Unfortunately, Led Zeppelin wasn’t on the road with Vanilla Fudge when they played at Mount Pleasant. Still, it’s fun to imagine that band blowing the roof off of the high school gym. Alas, Vanilla Fudge, led by drummer Carmine Aspice and bassist Tim Bogert, broke up less than a year later, although they have since reformed and still tour with three of the original four members.
Another great band of that era that most current students at Mount Pleasant have never heard of was the Paul Butterfield Blues Band, but that group generated the most excitement when they played in Bellevue on March 16, 1971, because it had played at Woodstock less than two years before appearing at Mount Pleasant. Butterfield had an amazing career – early on, he played with blues giants like Muddy Waters, Howlin’ Wolf and Little Walter, and later his band played at the infamous Monterey Pop Festival and, of course, Woodstock.

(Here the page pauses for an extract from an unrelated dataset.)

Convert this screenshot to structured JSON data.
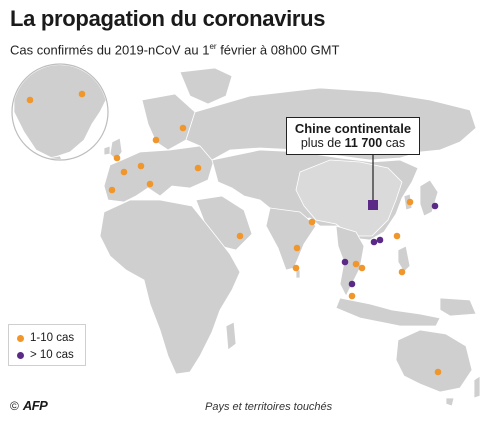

Butterfield died in 1987 of a drug overdose, and the Paul Butterfield Blues Band was inducted into the Rock and Roll Hall of Fame in 2015.
Chicago was the biggest name at the time, but the best one-two punch to appear at Mount Pleasant came in 1974, when Jackson Browne opened for Linda Ronstadt.

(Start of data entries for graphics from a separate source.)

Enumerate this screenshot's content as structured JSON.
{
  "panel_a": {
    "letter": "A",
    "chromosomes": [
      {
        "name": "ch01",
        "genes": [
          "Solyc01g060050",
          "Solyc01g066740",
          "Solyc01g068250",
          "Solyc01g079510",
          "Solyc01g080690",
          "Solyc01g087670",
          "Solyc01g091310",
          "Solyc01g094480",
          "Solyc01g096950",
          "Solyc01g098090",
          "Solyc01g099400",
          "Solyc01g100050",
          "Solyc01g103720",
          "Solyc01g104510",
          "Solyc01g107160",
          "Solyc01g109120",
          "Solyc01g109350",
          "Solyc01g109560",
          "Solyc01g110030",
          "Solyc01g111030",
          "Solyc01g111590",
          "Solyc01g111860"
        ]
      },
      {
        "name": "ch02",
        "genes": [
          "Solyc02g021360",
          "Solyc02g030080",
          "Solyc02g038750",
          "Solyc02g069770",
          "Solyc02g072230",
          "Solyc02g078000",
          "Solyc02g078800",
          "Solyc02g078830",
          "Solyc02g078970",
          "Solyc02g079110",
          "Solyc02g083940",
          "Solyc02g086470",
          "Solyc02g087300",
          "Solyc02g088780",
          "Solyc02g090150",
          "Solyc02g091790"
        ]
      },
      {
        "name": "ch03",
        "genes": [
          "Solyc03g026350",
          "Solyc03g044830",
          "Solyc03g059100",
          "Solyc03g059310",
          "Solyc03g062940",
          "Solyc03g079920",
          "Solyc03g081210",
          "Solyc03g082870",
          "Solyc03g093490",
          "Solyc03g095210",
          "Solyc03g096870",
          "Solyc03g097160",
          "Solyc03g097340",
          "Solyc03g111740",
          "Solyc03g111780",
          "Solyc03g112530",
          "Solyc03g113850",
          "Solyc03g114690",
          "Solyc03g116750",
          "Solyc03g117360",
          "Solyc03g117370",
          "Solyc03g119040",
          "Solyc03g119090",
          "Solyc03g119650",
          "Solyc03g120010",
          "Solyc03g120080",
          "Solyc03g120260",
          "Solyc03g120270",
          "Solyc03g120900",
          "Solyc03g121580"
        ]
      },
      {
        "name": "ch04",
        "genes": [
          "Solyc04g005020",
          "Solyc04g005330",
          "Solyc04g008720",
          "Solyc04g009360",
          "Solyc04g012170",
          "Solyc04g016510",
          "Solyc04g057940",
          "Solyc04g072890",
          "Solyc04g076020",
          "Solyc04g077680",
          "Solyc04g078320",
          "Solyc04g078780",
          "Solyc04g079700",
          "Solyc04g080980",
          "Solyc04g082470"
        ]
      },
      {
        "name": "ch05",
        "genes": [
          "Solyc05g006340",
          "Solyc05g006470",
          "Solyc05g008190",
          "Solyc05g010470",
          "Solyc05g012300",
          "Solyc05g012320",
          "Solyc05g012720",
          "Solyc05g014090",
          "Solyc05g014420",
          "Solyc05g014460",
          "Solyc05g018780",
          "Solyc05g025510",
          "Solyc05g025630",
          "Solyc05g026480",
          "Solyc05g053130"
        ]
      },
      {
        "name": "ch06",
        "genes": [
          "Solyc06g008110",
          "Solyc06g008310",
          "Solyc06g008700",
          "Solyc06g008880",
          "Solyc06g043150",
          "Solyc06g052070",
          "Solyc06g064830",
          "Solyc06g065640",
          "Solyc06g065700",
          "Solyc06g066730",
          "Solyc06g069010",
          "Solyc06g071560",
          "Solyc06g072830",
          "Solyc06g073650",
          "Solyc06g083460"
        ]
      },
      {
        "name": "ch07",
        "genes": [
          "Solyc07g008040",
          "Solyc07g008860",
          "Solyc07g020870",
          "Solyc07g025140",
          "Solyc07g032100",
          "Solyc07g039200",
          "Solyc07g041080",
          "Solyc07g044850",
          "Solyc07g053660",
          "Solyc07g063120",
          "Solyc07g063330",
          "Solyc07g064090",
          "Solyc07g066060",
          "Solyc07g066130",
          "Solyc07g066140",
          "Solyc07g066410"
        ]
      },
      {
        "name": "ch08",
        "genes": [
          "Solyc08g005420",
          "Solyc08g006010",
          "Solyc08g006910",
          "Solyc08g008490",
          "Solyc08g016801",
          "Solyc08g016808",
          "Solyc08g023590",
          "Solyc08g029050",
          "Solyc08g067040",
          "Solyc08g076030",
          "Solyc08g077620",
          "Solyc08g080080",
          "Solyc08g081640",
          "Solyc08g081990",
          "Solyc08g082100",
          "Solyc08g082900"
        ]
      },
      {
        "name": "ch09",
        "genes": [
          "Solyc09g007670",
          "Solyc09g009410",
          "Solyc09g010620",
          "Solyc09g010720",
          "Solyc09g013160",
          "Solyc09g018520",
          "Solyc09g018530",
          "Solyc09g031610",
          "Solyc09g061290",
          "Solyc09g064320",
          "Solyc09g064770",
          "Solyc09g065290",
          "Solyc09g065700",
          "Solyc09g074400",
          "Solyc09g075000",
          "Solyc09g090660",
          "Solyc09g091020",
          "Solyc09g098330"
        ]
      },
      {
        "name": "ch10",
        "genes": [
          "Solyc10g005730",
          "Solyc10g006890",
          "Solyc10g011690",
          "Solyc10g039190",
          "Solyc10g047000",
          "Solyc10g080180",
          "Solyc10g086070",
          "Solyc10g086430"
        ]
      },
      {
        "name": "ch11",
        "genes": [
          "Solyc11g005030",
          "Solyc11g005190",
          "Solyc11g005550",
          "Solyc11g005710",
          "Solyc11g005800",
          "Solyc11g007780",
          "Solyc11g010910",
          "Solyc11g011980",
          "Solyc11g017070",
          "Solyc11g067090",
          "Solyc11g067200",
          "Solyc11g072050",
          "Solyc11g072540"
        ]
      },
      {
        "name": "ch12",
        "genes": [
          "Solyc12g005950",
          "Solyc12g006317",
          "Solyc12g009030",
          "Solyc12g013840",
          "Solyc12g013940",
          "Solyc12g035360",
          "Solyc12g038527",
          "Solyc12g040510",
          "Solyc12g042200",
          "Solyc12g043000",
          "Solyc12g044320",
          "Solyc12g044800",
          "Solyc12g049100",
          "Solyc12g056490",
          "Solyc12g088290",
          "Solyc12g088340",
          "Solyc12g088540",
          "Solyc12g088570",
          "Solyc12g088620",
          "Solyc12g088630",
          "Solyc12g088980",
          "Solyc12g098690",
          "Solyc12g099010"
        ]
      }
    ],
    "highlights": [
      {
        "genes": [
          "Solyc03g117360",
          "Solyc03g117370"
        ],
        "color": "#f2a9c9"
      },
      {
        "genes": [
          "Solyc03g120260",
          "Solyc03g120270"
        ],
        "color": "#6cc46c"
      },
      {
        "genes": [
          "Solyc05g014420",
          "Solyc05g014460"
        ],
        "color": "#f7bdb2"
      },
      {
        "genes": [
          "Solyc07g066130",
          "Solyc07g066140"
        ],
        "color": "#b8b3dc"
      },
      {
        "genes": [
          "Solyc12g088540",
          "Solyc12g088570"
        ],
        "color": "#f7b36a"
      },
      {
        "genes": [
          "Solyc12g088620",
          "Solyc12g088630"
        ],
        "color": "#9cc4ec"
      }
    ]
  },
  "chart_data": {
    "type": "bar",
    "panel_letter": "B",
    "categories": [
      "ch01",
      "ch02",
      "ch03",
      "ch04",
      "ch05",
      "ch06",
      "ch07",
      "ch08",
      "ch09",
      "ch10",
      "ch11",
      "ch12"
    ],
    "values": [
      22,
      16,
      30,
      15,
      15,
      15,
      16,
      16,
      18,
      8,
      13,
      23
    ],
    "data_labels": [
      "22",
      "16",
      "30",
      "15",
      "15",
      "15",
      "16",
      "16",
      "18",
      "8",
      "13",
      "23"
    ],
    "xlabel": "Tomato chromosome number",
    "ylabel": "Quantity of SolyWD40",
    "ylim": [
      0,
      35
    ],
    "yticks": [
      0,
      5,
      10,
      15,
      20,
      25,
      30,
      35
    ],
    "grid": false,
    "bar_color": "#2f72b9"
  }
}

“I really wasn’t into them too much at the time, because I had become a big jazz and blues fan, but, of course, when they came out and played, I was blown away by how good they were,” said Stanley, who also worked at Mount Pleasant’s radio station, WMPH-91.7 FM, which still plays an eclectic range of music, from today’s hip-hop hits to the music Stanley and his friends listened to when they were Green Knights.
Maureen Brennan Williams was a 15-year-old sophomore who had “been listening to Doctor My Eyes” on Browne’s first album “on repeat for at least a year.”

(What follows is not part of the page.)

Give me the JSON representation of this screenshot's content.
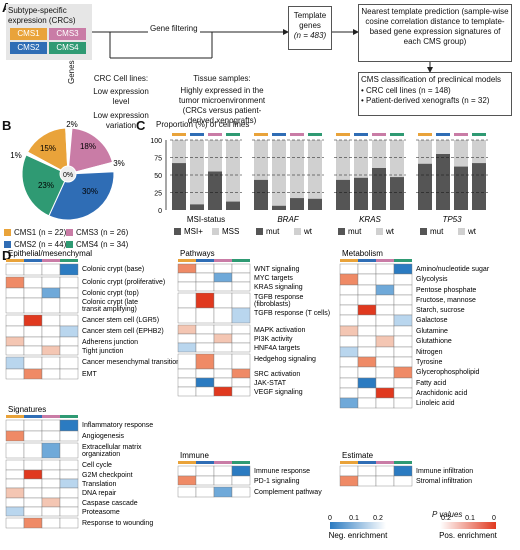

“I thought I was the coolest person in the world – Jackson Browne was at my high school!” said Brennan Williams. “I have been in love with him ever since.”
“I had a Jackson Browne album at the time, but didn’t know much about Linda Ronstadt,” McConnell said. “Of course, when she came out and played it was pretty amazing how good she was and what a terrific voice she had.”
Something else about the Ronstadt concert that amazes McConnell when he looks back on it now – Ronstadt’s back-up band at the time included Don Henley and Glenn Frey, who, a few months later, would start their own band, which they called the Eagles.
However, the best story from that concert comes from Brian Abrams, a 1970 graduate who was 20 when he returned to his alma mater for the Browne-Ronstadt show. He and a friend, Randy Richter, didn’t have tickets to the sold-out concert, so they got to the school early and hung out in the boys’ locker room until showtime, then they snuck through the back of the stage and found ringside seats to the show.
But that’s not even the best part of their once-in-a-lifetime tale. While they were back stage they struck up a conversation with one of the roadies, who invited them back to the bands’ local headquarters, the Tally-Ho, which used to be a bar and hotel at the corner of Concord Pike and Naamans Road. So, they followed the roadie back to the Tally-Ho, and before they knew it, they were sitting in a hotel room with a bunch of people, including Jackson Browne. The two of them sat there, star-struck, as Browne and bandmate David Lindley played guitars and sang.
“It was surreal,” Abrams said. “We kept looking at each other like, ‘Is this really happening?’ We were in there for hours and everybody was as nice as could be. It was quite an experience.
“That was a very, very special time at Mount Pleasant,” Abrams added. “And we were incredibly lucky to be there when it happened.”